Athens has comprehensively rejected a plan to prolong its bailout for six months. But, speaking on Tuesday morning, Jeroen Dijsselbloem, chairman of the eurozone finance ministers, insisted the next move had to come fromGreece.
“I hope [Greece] will ask for an extension to the programme, and once they do that we can allow flexibility, they can put in their political priorities,” Dijsselbloem said as he arrived for the European Union ministers’ meeting in Brussels on Tuesday.
The UK chancellor, George Osborne, warned that Britain’s economic stability would be rocked if a deal cannot be reached on Greece’s bailout.
“We are reaching crunch time for Greece and the eurozone, and I’m here to urge all sides to reach an agreement, because the consequence of not having an agreement would be very severe for economic and financial stability,” Osborne said.
He added: “What Britain really needs to see is competence not chaos.”
Analysts at Commerzbank said the chances of Greece leaving the eurozone were now as high as 50%.
After the eurozone finance ministers again failed to reach an agreement with Greece today, the euro membership of the country hangs in the balance.” Before yesterday’s failed meeting, Commerzbank rated the chances of Greece leaving the currency bloc at 25%.”
Greece is not on the official agenda of the meeting, but a further round of talks between Athens and its eurozone creditors is expected to be getting underway.

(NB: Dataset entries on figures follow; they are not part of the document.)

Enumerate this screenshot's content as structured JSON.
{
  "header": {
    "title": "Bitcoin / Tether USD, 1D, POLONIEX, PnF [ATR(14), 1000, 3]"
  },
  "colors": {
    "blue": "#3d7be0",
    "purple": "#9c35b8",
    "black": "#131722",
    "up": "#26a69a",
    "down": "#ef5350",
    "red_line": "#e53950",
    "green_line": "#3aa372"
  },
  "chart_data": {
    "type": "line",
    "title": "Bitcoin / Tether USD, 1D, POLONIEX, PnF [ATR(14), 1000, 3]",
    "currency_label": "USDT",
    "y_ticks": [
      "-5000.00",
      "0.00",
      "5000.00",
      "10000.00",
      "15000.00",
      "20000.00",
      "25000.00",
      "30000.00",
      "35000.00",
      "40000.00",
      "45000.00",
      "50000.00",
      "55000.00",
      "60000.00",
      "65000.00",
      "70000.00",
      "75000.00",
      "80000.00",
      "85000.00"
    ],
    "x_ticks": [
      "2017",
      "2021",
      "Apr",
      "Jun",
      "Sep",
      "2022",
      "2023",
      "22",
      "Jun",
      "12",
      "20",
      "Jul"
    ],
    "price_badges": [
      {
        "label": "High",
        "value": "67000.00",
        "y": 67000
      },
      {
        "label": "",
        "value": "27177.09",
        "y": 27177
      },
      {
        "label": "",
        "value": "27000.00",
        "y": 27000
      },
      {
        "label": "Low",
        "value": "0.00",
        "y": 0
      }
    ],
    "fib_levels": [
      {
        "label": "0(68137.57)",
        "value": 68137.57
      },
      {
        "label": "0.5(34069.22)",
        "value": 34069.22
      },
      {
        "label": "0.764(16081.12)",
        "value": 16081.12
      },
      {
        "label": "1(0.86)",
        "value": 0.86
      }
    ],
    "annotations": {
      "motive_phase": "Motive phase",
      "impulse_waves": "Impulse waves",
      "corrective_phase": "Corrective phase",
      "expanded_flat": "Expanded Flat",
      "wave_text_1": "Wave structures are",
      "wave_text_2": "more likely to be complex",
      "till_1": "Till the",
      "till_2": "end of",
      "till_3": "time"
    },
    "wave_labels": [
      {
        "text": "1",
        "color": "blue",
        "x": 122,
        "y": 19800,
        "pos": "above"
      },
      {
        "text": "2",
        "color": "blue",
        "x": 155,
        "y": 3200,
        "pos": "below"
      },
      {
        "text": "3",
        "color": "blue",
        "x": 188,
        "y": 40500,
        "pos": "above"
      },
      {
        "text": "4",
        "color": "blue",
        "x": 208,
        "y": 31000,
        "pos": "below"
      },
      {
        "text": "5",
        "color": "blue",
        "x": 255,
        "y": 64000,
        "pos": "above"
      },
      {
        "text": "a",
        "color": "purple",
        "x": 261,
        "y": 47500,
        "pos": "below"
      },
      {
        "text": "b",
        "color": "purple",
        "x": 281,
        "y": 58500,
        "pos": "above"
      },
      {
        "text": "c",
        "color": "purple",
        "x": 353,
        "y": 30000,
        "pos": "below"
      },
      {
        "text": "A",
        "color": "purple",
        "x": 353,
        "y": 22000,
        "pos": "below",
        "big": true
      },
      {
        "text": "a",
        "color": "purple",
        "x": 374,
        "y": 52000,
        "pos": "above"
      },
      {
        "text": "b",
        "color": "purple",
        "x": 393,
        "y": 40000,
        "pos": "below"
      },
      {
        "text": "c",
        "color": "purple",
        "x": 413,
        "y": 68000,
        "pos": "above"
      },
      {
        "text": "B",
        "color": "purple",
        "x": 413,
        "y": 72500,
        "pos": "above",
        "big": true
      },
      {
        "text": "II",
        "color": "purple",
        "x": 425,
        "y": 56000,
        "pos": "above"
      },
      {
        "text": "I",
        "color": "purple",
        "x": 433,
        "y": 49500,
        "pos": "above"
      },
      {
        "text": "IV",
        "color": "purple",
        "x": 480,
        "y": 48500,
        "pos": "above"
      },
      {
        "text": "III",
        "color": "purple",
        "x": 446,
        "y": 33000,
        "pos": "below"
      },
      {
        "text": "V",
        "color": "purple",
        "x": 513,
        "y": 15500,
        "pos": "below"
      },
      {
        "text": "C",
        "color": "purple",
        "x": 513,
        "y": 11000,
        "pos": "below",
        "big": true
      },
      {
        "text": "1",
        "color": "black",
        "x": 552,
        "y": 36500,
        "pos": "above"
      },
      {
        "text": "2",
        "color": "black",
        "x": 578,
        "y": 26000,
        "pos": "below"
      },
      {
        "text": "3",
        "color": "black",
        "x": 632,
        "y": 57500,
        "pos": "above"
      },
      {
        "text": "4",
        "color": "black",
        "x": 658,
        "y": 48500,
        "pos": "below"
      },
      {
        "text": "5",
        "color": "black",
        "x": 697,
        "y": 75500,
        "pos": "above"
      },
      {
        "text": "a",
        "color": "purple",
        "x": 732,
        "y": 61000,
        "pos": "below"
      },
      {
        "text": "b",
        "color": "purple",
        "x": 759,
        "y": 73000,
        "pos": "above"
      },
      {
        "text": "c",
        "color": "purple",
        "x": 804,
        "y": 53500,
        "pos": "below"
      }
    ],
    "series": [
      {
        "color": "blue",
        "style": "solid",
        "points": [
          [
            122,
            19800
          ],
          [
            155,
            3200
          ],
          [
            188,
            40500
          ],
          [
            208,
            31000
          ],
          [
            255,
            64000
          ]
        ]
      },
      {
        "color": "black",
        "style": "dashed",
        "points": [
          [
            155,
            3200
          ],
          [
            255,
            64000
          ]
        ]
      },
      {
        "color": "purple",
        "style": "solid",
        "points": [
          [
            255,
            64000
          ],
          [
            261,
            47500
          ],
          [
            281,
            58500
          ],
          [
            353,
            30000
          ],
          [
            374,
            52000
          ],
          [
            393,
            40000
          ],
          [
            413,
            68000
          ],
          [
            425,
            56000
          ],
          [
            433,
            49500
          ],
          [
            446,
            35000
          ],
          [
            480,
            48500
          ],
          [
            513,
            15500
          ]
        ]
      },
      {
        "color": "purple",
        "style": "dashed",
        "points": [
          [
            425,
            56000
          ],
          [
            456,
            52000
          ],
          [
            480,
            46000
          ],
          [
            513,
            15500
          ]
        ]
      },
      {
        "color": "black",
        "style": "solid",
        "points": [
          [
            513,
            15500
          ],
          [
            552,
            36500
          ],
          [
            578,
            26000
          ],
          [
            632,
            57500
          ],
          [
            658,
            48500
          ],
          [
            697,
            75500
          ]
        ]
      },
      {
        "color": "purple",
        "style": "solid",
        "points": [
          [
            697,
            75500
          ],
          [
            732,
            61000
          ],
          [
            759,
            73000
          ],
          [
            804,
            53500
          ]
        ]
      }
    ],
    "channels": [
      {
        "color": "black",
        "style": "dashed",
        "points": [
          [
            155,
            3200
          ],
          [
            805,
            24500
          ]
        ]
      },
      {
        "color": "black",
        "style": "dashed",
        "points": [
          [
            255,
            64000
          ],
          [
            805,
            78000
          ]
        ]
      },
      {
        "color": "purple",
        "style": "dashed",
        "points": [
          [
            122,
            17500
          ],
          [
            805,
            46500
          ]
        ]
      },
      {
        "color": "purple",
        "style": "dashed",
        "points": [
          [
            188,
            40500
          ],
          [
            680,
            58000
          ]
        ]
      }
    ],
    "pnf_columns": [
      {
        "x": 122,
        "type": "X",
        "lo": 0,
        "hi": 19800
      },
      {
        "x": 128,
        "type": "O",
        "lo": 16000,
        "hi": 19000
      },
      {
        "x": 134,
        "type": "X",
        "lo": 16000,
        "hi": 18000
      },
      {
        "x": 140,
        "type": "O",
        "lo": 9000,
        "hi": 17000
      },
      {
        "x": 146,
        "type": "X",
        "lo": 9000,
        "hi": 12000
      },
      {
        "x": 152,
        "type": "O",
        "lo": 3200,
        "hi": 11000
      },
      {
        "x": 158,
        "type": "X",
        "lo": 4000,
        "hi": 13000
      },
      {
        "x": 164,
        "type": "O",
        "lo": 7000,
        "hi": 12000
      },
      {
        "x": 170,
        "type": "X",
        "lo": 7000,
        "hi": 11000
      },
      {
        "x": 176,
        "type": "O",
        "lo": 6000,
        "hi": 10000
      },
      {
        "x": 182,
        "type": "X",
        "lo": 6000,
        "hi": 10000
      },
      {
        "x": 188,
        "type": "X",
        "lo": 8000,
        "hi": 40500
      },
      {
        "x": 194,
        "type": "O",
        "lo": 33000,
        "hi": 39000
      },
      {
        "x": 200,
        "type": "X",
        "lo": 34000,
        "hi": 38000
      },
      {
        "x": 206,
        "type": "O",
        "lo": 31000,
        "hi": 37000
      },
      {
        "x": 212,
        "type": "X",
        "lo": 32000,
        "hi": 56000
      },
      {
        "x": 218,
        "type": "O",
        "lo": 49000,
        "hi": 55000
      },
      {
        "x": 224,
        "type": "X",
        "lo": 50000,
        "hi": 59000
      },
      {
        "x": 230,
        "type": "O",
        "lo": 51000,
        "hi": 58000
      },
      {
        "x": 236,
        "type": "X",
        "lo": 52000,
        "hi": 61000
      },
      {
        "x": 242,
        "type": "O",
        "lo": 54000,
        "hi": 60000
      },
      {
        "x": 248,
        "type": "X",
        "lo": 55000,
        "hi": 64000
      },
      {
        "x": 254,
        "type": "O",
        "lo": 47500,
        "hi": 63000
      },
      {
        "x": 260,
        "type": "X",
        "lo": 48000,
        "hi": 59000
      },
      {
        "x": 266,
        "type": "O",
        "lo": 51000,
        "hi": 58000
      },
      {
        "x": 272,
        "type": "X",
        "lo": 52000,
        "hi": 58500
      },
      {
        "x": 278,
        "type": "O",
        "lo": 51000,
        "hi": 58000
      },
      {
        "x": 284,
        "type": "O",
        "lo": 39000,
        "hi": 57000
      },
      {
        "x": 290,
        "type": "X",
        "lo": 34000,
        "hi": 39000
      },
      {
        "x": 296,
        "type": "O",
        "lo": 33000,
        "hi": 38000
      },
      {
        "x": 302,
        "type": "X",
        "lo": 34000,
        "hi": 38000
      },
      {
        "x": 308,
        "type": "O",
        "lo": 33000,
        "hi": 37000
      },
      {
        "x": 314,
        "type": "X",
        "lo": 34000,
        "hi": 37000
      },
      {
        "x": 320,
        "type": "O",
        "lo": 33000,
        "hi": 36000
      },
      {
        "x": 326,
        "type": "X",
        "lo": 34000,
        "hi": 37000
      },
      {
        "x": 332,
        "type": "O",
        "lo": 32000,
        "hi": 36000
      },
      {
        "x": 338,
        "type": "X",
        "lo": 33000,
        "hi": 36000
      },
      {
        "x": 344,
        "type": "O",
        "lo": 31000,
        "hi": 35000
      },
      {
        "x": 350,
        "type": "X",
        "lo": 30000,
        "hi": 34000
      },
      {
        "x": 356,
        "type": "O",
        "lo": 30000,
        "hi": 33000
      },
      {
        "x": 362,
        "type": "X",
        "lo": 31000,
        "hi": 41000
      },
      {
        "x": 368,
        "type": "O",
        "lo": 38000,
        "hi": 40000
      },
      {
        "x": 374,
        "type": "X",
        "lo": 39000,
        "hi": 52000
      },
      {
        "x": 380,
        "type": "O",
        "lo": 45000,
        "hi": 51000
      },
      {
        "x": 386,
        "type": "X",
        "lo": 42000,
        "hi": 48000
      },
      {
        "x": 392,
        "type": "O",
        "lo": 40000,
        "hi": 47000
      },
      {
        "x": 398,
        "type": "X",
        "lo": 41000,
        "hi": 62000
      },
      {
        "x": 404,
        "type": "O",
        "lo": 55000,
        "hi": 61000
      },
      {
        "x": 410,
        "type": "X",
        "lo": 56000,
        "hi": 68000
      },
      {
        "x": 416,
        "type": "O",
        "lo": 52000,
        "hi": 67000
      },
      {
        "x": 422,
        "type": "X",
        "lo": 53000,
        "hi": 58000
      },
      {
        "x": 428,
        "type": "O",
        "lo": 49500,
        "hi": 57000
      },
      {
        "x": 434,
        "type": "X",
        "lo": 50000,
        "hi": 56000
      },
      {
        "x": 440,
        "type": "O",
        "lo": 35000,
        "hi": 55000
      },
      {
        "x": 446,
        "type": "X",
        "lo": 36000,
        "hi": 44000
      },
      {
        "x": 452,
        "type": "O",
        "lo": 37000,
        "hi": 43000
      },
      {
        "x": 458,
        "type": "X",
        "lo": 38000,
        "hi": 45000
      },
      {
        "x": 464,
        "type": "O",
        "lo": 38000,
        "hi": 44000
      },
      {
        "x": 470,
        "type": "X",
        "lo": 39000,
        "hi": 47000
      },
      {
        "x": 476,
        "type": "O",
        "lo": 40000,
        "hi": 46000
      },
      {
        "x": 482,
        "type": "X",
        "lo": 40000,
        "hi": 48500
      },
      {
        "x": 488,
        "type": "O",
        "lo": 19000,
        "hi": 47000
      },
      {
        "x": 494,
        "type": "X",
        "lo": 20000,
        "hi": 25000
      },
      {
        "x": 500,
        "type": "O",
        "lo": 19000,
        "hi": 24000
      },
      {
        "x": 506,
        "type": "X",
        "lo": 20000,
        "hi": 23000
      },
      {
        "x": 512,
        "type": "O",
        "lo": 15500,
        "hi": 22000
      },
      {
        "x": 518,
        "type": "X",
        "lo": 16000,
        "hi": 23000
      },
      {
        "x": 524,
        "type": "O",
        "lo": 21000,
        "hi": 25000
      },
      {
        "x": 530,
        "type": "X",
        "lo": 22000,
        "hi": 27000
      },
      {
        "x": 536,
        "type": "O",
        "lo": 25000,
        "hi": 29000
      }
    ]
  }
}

Dijsselbloem has laid down a deadline of Friday for Greece to ask for an extension to its current bailout deal, which is due to expire on 28 February.
The Greek finance minister, Yanis Varoufakis, reiterated his belief that a compromise was possible, but refused to give ground on Greece’s main argument against austerity.
Europe will continue to deliberate in order to enhance the chances of actually achieving a very good outcome for the average European, not for the average Greek, not for the average Dutch person, or the average German. We know in Europe how to debate in such a way as to create a very good solution, an honourable solution, out of initial disagreements.”
He repeated Syriza’s long-held position that the EU needs an alternative to austerity. “Investment is the main game in Europe. It is what is going to beat the deflationary forces which are blowing ill winds everywhere in the continent.”
But with neither side budging from their entrenched positions on the future of Greece’s €240bn bailout (£178bn), European markets moved lower. Greece’s main index fell 2.5%, after an initial near 5% fall with shares in some banks down by 9%. The main stock markets in France and Germany were down around 0.7%, although the FTSE100 was little changed.
Luxembourg’s finance minister, Pierre Gramegna, said both sides would have to make concessions. “We can’t remain in a blockade so everyone has to move a bit, water-down demands so we can find a compromise.”